Day 005: You Get *Four* Cards

Pic: Vegas-area limit poker enthusiasts should be able to pinpoint this location to within a few feet. Las Vegas, NV

My plan was to take a break from walking by staying in Vegas for a few nights. It didn’t take long to remember that was a stupid idea. The Donald Trump-sized blister on my foot was not amused with the endless hallway that lead to my room. (It was quiet down on the corner, however, so worth the prolonged limp.)

Long ago, I lived here in the desert and played poker regularly. I don’t miss either of those things, but I enjoy visiting now and then — especially in a poker market with enough density to support a few non-Holdem games. Vegas is one of those markets and The Orleans is the last bastion of Omaha/8 in the valley. Omaha/8, if you don’t know, is just like Holdem except you get more cards, the pot is split between the best hand and the worst hand, and it is only played by people born before or during the Coolidge administration.

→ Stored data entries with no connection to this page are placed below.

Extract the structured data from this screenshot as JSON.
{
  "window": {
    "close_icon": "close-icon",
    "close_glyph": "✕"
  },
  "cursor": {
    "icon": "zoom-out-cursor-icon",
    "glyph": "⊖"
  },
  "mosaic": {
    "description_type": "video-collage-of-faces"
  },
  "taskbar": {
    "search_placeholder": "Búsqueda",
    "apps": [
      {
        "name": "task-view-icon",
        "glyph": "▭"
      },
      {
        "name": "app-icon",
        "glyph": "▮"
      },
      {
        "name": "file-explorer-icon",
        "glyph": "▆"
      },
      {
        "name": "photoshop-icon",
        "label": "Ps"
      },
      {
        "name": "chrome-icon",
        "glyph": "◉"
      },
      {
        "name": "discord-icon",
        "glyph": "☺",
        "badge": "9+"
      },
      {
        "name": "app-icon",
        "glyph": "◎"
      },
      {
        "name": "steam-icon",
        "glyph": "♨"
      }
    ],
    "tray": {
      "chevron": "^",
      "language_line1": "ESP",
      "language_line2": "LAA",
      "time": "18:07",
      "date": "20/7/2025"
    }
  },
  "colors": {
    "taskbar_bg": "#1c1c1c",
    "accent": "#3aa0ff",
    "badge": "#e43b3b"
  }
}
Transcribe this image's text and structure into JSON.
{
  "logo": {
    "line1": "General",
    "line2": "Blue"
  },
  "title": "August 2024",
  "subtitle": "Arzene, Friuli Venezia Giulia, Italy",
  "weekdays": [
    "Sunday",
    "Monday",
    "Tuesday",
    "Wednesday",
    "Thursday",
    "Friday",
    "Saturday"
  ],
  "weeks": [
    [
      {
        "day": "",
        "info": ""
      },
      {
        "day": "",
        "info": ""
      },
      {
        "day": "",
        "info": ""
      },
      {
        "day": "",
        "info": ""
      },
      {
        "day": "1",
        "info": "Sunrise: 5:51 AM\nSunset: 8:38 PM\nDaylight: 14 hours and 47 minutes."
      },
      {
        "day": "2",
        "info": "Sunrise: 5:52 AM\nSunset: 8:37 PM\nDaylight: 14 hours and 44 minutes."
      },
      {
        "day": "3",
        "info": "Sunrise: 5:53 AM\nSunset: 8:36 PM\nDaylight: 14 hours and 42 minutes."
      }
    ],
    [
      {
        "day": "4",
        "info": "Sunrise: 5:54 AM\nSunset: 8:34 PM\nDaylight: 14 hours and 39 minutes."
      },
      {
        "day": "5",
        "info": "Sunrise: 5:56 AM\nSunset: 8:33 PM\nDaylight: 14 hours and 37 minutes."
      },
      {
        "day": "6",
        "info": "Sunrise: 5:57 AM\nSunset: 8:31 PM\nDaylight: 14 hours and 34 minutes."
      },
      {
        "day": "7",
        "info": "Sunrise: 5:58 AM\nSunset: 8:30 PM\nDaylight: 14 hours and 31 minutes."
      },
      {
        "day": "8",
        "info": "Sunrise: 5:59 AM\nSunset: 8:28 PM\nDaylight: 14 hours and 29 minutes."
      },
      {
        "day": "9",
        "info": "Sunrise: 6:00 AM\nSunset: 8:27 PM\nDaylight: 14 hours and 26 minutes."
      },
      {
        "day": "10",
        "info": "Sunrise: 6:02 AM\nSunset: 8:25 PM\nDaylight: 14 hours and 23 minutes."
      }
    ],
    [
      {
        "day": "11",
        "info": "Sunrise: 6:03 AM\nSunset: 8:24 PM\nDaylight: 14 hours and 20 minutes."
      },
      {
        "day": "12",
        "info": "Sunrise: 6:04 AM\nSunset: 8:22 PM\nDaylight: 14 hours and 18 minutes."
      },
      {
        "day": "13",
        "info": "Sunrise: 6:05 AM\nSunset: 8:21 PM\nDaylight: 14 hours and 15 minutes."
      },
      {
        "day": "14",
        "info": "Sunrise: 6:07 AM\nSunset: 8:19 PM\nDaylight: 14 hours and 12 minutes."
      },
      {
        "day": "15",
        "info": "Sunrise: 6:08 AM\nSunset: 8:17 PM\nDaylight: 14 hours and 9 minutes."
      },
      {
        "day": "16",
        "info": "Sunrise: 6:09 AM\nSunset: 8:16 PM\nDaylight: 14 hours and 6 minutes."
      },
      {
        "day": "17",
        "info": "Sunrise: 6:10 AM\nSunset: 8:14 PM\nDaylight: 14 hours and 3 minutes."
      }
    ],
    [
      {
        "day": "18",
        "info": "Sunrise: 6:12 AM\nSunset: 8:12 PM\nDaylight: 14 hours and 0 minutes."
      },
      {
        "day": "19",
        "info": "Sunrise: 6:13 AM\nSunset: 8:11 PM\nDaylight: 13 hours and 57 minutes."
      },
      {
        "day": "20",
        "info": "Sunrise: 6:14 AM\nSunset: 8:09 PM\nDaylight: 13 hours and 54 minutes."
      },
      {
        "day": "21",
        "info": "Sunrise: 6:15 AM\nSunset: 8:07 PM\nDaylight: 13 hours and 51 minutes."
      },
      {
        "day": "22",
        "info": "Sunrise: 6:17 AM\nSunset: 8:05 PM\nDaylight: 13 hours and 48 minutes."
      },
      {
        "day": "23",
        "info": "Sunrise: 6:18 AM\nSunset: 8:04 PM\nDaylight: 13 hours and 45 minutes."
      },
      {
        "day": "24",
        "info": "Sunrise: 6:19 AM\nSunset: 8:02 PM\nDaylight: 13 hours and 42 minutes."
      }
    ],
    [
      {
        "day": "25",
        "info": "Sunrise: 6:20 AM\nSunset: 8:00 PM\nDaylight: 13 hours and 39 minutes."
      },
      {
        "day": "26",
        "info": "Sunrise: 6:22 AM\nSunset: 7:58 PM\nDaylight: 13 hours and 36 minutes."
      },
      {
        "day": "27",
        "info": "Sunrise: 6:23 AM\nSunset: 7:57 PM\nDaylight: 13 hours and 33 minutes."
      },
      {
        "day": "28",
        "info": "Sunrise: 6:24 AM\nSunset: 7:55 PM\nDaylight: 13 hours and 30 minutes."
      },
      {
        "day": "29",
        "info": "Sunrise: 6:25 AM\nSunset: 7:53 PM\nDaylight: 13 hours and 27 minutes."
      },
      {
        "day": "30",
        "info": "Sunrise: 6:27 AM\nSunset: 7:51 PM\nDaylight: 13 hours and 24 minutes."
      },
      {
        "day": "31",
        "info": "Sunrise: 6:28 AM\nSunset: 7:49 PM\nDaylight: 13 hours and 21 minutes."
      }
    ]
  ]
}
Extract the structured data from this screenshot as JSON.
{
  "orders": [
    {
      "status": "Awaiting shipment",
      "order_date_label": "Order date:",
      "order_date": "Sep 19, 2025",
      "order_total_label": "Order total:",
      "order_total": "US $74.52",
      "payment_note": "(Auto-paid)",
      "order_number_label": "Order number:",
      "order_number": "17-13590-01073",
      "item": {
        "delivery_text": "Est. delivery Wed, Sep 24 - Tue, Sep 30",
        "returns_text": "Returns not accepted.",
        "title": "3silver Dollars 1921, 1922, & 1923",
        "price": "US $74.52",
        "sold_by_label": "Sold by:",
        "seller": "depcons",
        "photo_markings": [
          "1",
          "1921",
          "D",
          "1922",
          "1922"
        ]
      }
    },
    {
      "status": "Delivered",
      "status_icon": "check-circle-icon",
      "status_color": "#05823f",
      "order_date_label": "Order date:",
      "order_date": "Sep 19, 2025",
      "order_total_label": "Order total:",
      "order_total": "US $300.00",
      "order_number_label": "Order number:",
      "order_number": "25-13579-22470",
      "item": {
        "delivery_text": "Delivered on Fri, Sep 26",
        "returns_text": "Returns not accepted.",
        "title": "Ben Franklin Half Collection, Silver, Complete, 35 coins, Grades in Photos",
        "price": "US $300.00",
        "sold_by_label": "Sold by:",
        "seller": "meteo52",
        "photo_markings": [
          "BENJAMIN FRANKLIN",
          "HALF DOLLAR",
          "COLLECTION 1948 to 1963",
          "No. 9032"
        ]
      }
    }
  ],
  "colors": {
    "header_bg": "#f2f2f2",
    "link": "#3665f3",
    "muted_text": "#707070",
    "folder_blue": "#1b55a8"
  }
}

The poker room at the Orleans — catering, presumably, to the blue-haired regulars that keep the games running — had Fox News on one of the TVs, covering the West Virginia primaries. They had some WV legislator talking about how the only candidate he could support was Trump because Trump is for coal, which he called “the most sustainable energy source”. I chuckled aloud (you keep using that word…), but everyone thought I was laughing at the flop action on an 865 rainbow board.